“O Baile das Loucas” reúne formidável elenco de atrizes francesas liderado por Mélanie Thierry e Carole Bouquet
Por Maria do Rosário Caetano
“O Baile das Loucas”, oitavo longa-metragem do francês Arnaud des Pallières, está em cartaz nos cinemas brasileiros. O que chama atenção no filme é seu elenco estelar, no qual brilha a protagonista Mélanie Thierry, secundada por coadjuvantes do porte de Carole Bouquet e Josiane Balasko, ambas do cult “Linda Demais para Você”, Marina Foïs, de “As Bestas”, e as veteranas Yolande Moreau e Dominique Frot.
Em tempo de sensibilidades femininas merecidamente à flor da pele, esse drama histórico francês, coloridíssimo e instigante, dispõe de significativos ingredientes para atrair o público. As mulheres são as protagonistas absolutas. Os homens aparecem em papéis minúsculos.
O tema da loucura, realçado pelo título brasileiro (“O Baile das Loucas”, ao invés do original “Captives”), recebe tratamento dos mais curiosos. Ao invés do sofrimento brutal verificado nas “casas de alienados”, iremos nos deparar com imagens que têm algo de circense. Mas sem cair no banal, pois as “cativas” do La Salpêtrière, separadas segundo a gravidade de seus casos e enclausuradas sob vigilância draconiana, sofrem muito. Um baile anual, à fantasia, permitirá, pelo menos àquelas consideradas “mais tranquilas”, viver momentos de alegria carnavalesca.

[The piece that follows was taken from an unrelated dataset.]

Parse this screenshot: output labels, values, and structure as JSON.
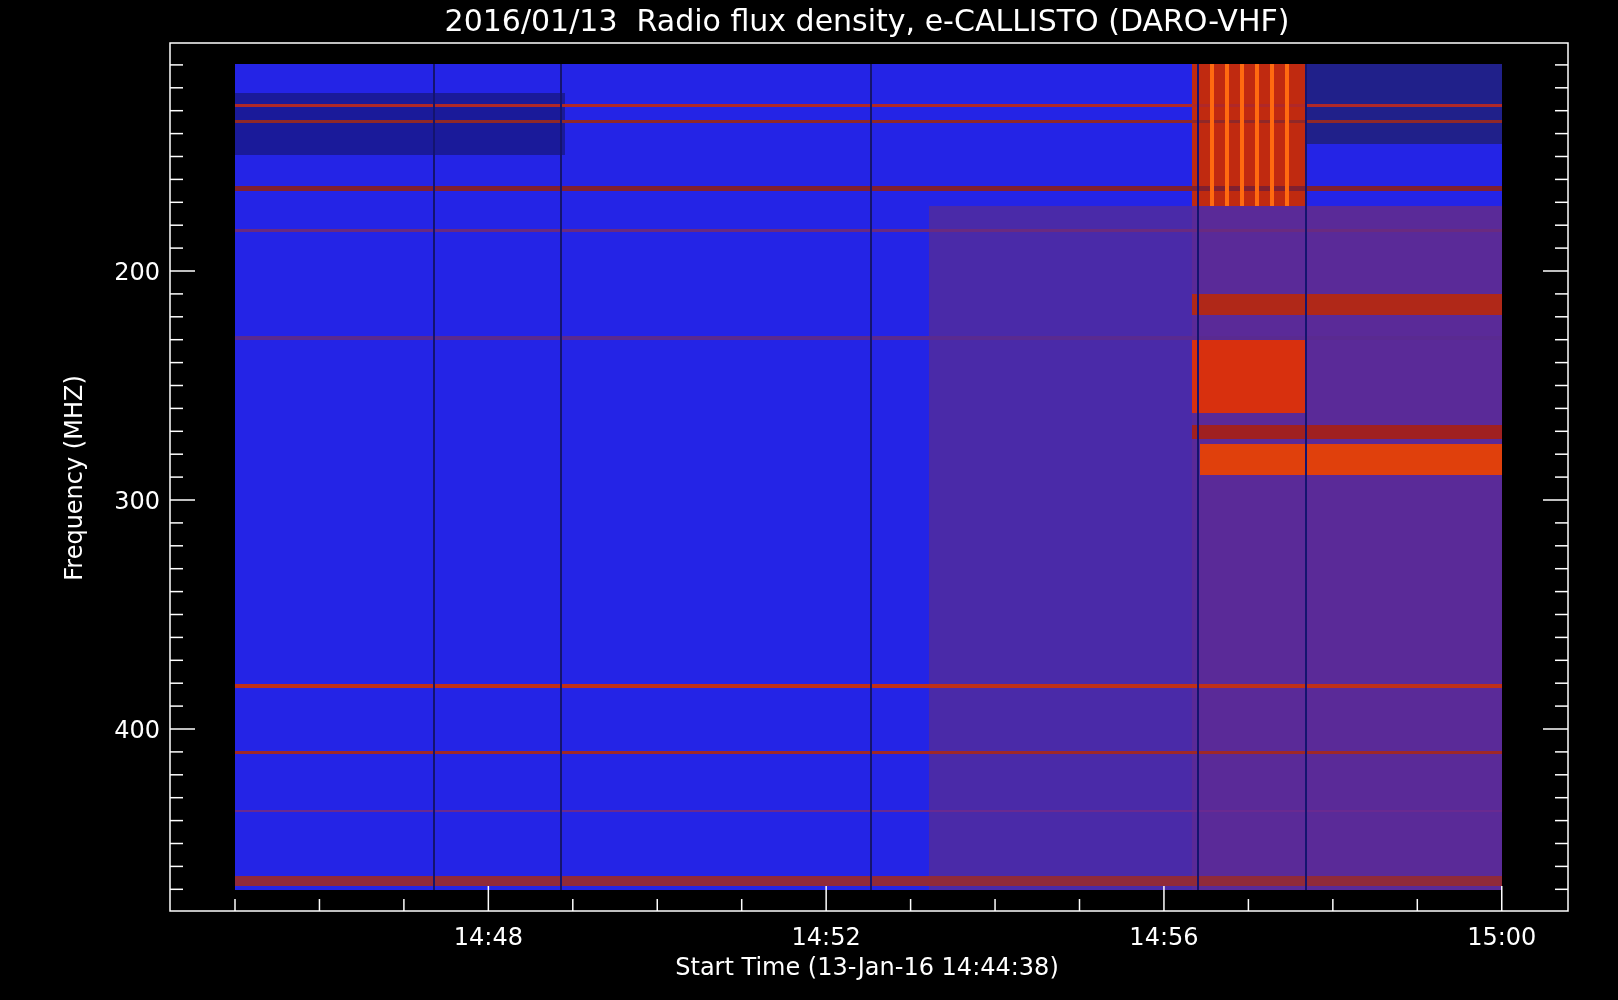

Os franceses conhecem bem a história que serviu de matéria-prima a Arnaud des Pallières e à sua co-roteirista Christelle Berthevas. A dupla construiu o filme como um drama inspirado em fatos e personalidades reais. Há um romance, “Bal de Folles”, de Victoria Mas, que foi levado ao cinema, em 2021, com o mesmo nome, pela atriz e diretora Mélanie Laurent. Des Pallières assegura ter engendrado seu projeto antes de ler o livro e assistir à sua adaptação às telas.

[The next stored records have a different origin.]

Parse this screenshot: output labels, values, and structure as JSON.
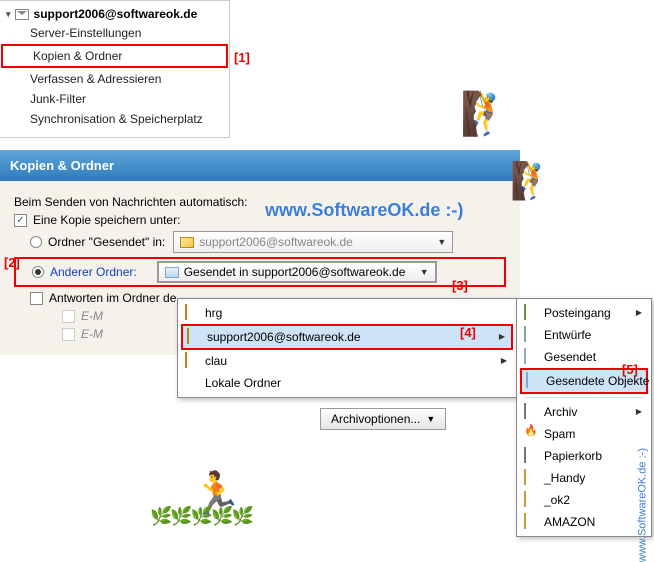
{
  "sidebar": {
    "account": "support2006@softwareok.de",
    "items": [
      "Server-Einstellungen",
      "Kopien & Ordner",
      "Verfassen & Adressieren",
      "Junk-Filter",
      "Synchronisation & Speicherplatz"
    ]
  },
  "annotations": {
    "a1": "[1]",
    "a2": "[2]",
    "a3": "[3]",
    "a4": "[4]",
    "a5": "[5]"
  },
  "panel": {
    "title": "Kopien & Ordner",
    "intro": "Beim Senden von Nachrichten automatisch:",
    "save_copy": "Eine Kopie speichern unter:",
    "radio_sent_in": "Ordner \"Gesendet\" in:",
    "radio_other": "Anderer Ordner:",
    "account_display": "support2006@softwareok.de",
    "other_folder_display": "Gesendet in support2006@softwareok.de",
    "reply_in_folder": "Antworten im Ordner de",
    "email_dim1": "E-M",
    "email_dim2": "E-M",
    "archive_btn": "Archivoptionen..."
  },
  "menu1": {
    "items": [
      {
        "label": "hrg",
        "sub": false
      },
      {
        "label": "support2006@softwareok.de",
        "sub": true,
        "highlight": true
      },
      {
        "label": "clau",
        "sub": true
      },
      {
        "label": "Lokale Ordner",
        "sub": false
      }
    ]
  },
  "menu2": {
    "items": [
      {
        "label": "Posteingang",
        "icon": "inbox",
        "sub": true
      },
      {
        "label": "Entwürfe",
        "icon": "draft",
        "sub": false
      },
      {
        "label": "Gesendet",
        "icon": "sent",
        "sub": false
      },
      {
        "label": "Gesendete Objekte",
        "icon": "folder",
        "sub": false,
        "highlight": true
      },
      {
        "label": "Archiv",
        "icon": "archive",
        "sub": true,
        "sep_before": true
      },
      {
        "label": "Spam",
        "icon": "spam",
        "sub": false
      },
      {
        "label": "Papierkorb",
        "icon": "trash",
        "sub": false
      },
      {
        "label": "_Handy",
        "icon": "folder-amazon",
        "sub": false
      },
      {
        "label": "_ok2",
        "icon": "folder-amazon",
        "sub": false
      },
      {
        "label": "AMAZON",
        "icon": "folder-amazon",
        "sub": false
      }
    ]
  },
  "watermark": "www.SoftwareOK.de :-)",
  "watermark_side": "www.SoftwareOK.de :-)"
}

As diferenças entre os dois filmes são evidentes. No longa-metragem de Mélanie Laurent, com ingredientes sobrenaturais (lançado pela Amazon Prime), Eugénie, a protagonista, é uma jovem que tem o dom de ouvir e ver os mortos. Quando sua família toma conhecimento desse segredo, resolve interná-la na La Salpêtrière, instituição psiquiátrica dirigida pelo Dr. Charcot (o famoso professor do jovem Sigmund Freud). Que teve suas pesquisas da hipnose como mecanismo de cura de pacientes (as chamadas “histéricas”) registrados no filme “Augustine” (Alice Winocour, 2012).

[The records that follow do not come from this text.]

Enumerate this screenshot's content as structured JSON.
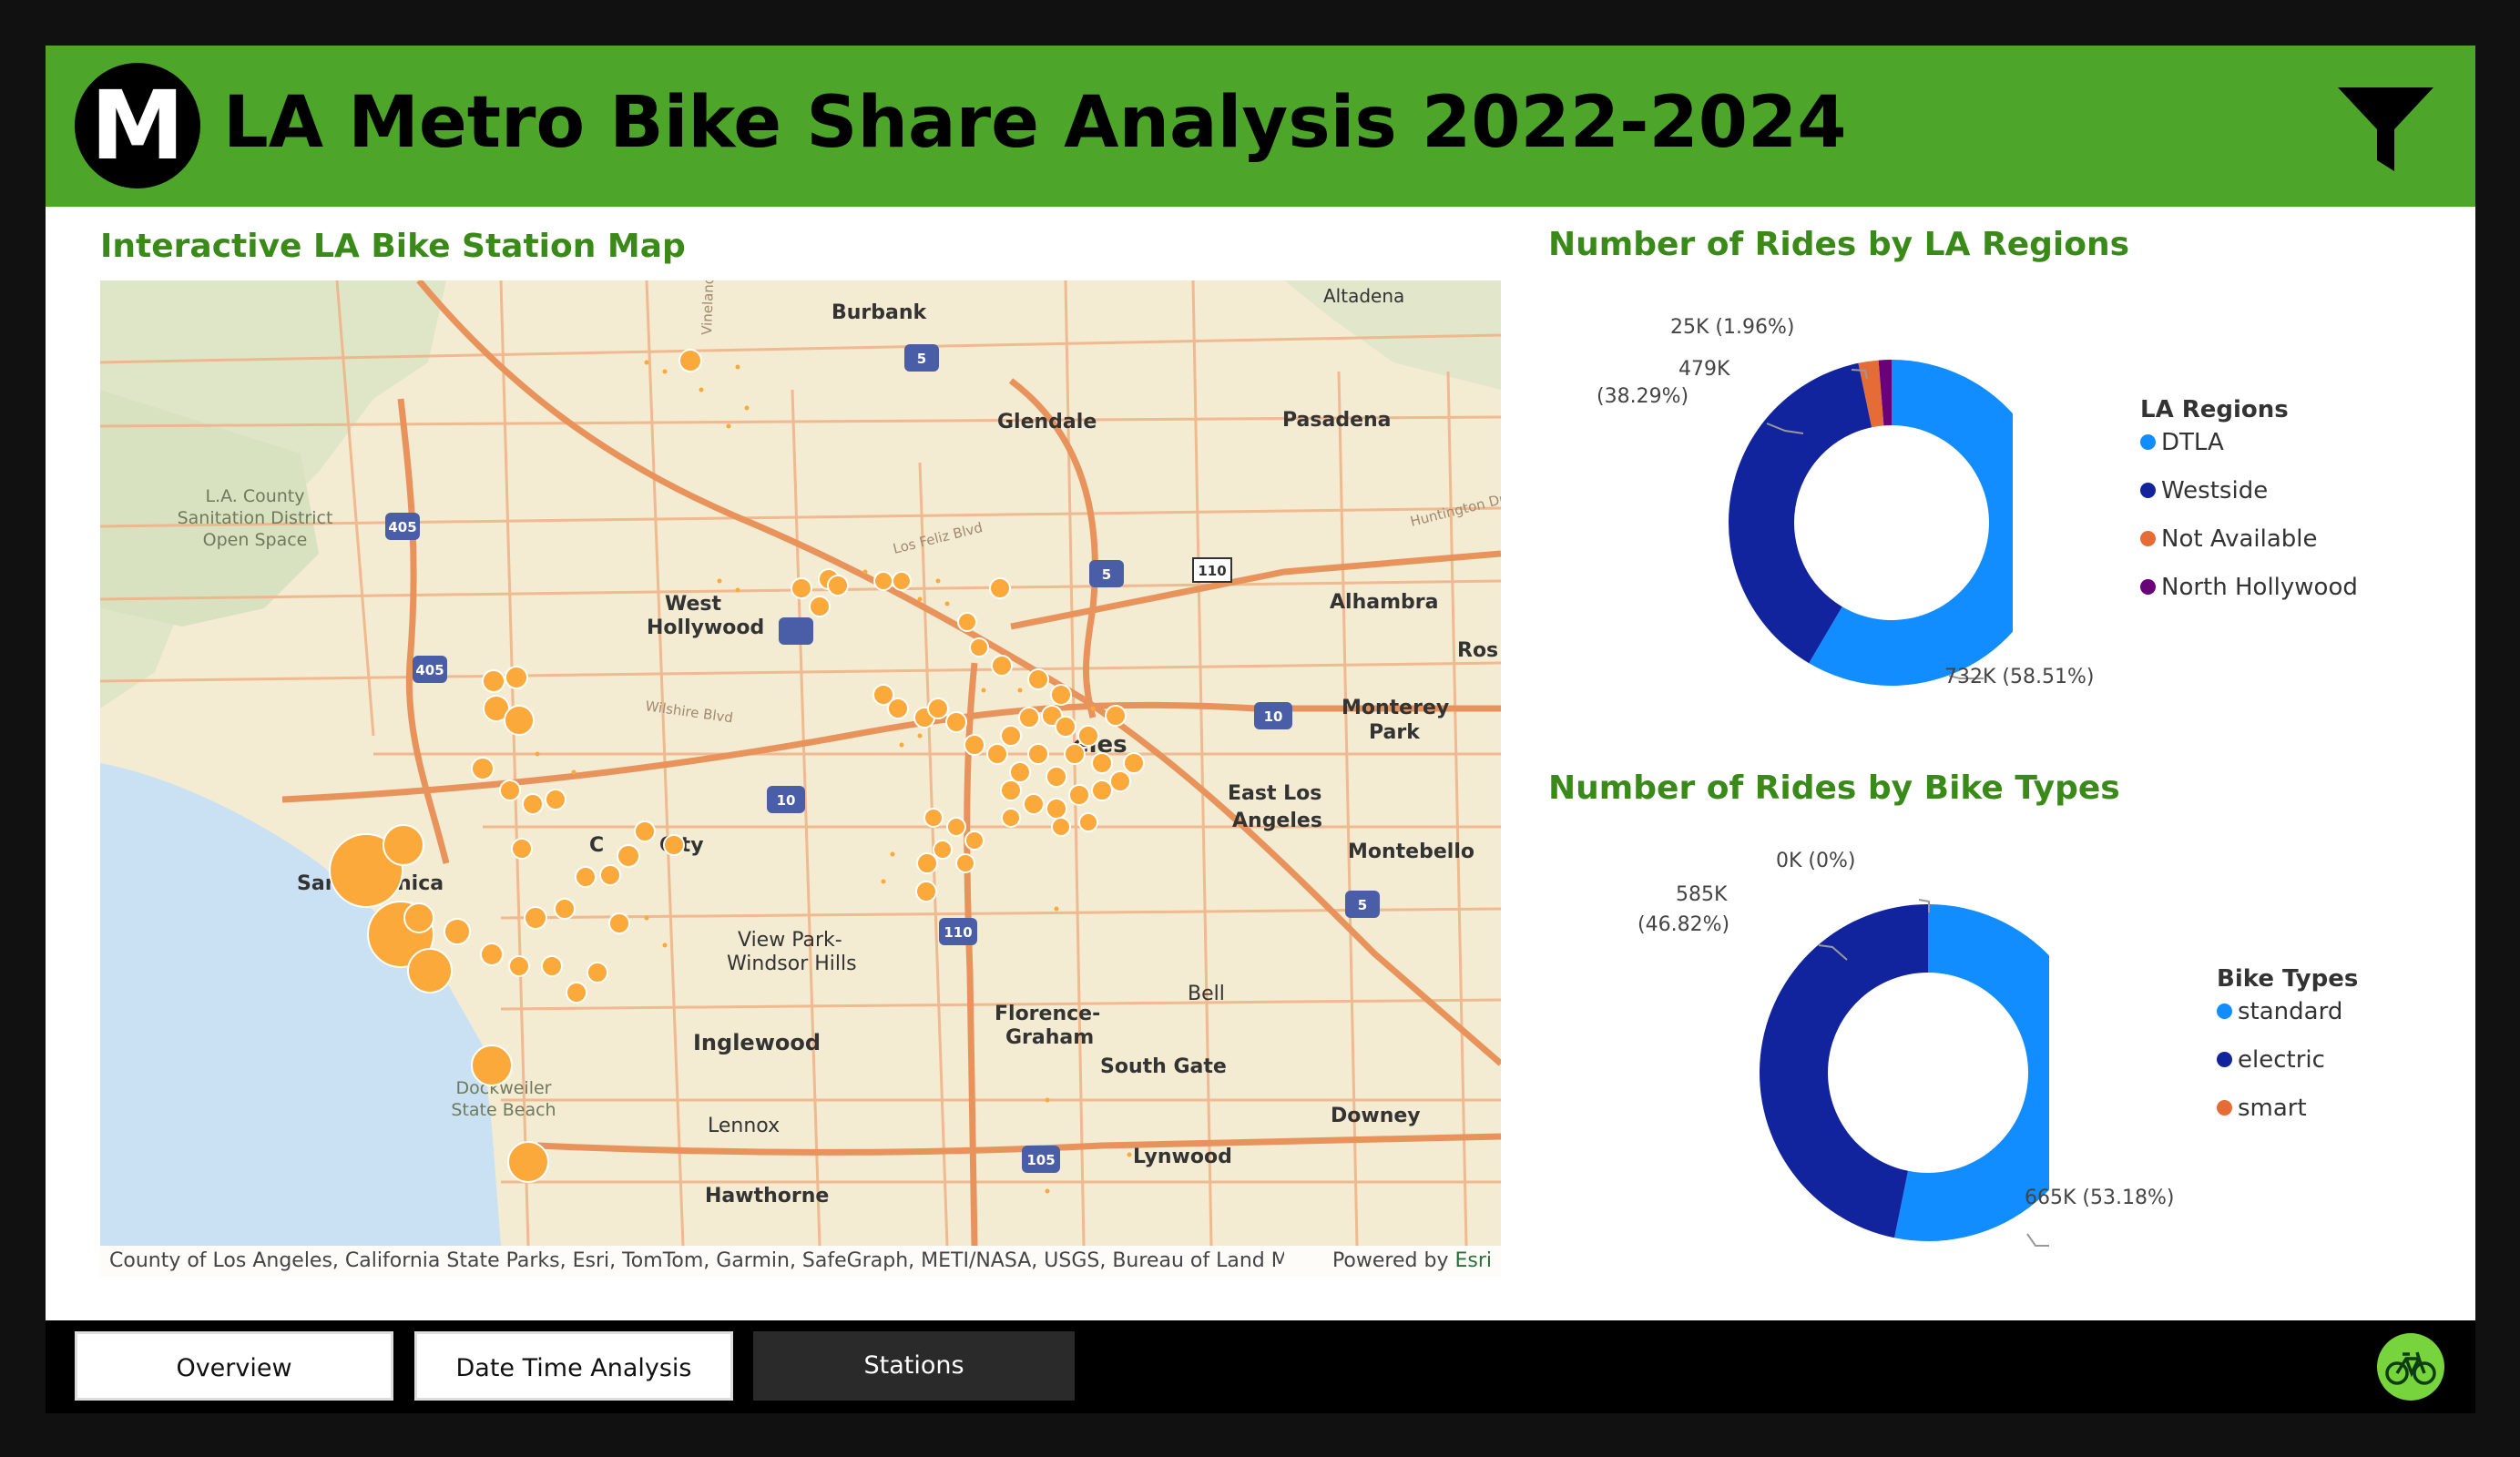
{
  "header": {
    "logo_letter": "M",
    "title": "LA Metro Bike Share Analysis 2022-2024",
    "accent_color": "#4da52a"
  },
  "map": {
    "title": "Interactive LA Bike Station Map",
    "attribution": "County of Los Angeles, California State Parks, Esri, TomTom, Garmin, SafeGraph, METI/NASA, USGS, Bureau of Land Manage...",
    "powered_by": "Powered by",
    "powered_by_brand": "Esri",
    "places": {
      "burbank": "Burbank",
      "altadena": "Altadena",
      "glendale": "Glendale",
      "pasadena": "Pasadena",
      "la_county": "L.A. County",
      "sanitation": "Sanitation District",
      "open_space": "Open Space",
      "west": "West",
      "hollywood": "Hollywood",
      "alhambra": "Alhambra",
      "ros": "Ros",
      "monterey": "Monterey",
      "park": "Park",
      "eles": "eles",
      "east_los": "East Los",
      "angeles": "Angeles",
      "montebello": "Montebello",
      "san": "San",
      "nica": "nica",
      "city": "City",
      "c": "C",
      "view_park": "View Park-",
      "windsor_hills": "Windsor Hills",
      "bell": "Bell",
      "florence": "Florence-",
      "graham": "Graham",
      "inglewood": "Inglewood",
      "south_gate": "South Gate",
      "dockweiler": "Dockweiler",
      "state_beach": "State Beach",
      "lennox": "Lennox",
      "downey": "Downey",
      "lynwood": "Lynwood",
      "hawthorne": "Hawthorne",
      "wilshire": "Wilshire Blvd",
      "los_feliz": "Los Feliz Blvd",
      "huntington": "Huntington Dr",
      "vineland": "Vineland",
      "fwy_405a": "405",
      "fwy_405b": "405",
      "fwy_5a": "5",
      "fwy_5b": "5",
      "fwy_5c": "5",
      "fwy_110a": "110",
      "fwy_110b": "110",
      "fwy_10a": "10",
      "fwy_10b": "10",
      "fwy_105": "105"
    },
    "station_color": "#fba93a"
  },
  "regions_chart": {
    "title": "Number of Rides by LA Regions",
    "legend_title": "LA Regions"
  },
  "bike_chart": {
    "title": "Number of Rides by Bike Types",
    "legend_title": "Bike Types"
  },
  "chart_data": [
    {
      "type": "pie",
      "title": "Number of Rides by LA Regions",
      "legend_title": "LA Regions",
      "legend_placement": "right",
      "categories": [
        "DTLA",
        "Westside",
        "Not Available",
        "North Hollywood"
      ],
      "values": [
        732000,
        479000,
        25000,
        16000
      ],
      "percentages": [
        58.51,
        38.29,
        1.96,
        1.24
      ],
      "data_labels": [
        "732K (58.51%)",
        "479K",
        "(38.29%)",
        "25K (1.96%)"
      ],
      "colors": [
        "#118dff",
        "#12239e",
        "#e66c37",
        "#6b007b"
      ]
    },
    {
      "type": "pie",
      "title": "Number of Rides by Bike Types",
      "legend_title": "Bike Types",
      "legend_placement": "right",
      "categories": [
        "standard",
        "electric",
        "smart"
      ],
      "values": [
        665000,
        585000,
        0
      ],
      "percentages": [
        53.18,
        46.82,
        0
      ],
      "data_labels": [
        "665K (53.18%)",
        "585K",
        "(46.82%)",
        "0K (0%)"
      ],
      "colors": [
        "#118dff",
        "#12239e",
        "#e66c37"
      ]
    }
  ],
  "nav": {
    "tabs": [
      {
        "label": "Overview"
      },
      {
        "label": "Date Time Analysis"
      },
      {
        "label": "Stations"
      }
    ],
    "bike_button_color": "#77d43d"
  }
}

Em “Captives”, um roteiro original, o ponto de partida não dialoga com o sobrenatural, mas sim, com o folhetim. A bela Fanny (Mélanie Thierry), com seus lábios carnudos e olhos azuis, chega ao La Salpêtrière, voluntariamente. Torna-se interna para tentar descobrir, entre as portadoras de distúrbios mentais, sua mãe.
O famoso hospital parisiense é o principal cenário do filme. Tudo acontece no final do século XIX. Fanny presenciará acontecimentos perturbadores, mas, com ajuda de uma ou outra “captive”, seguirá em sua busca pela mãe. Conviverá com a elegante Hersilie Rouy (Carole Bouquet), pianista internada no La Salpêtrière por irmão que não quis dividir herança familiar com ela. A obsessão da pianista consiste em conseguir papel para registrar suas memórias.
No comando da instituição estão Jabotte (Josiane Balasko) e La Douane (Marina Foïs). A primeira será condecorada com a Legión d’Honneur por seu trabalho junto às 4.500 pacientes do hospício. No “Baile das Loucas”, 150 delas serão selecionadas para figurar em festa à fantasia. A protagonista só tem um objetivo – encontrar sua suposta mãe para fugirem juntas. Entende que a agitação do baile constituirá o momento ideal.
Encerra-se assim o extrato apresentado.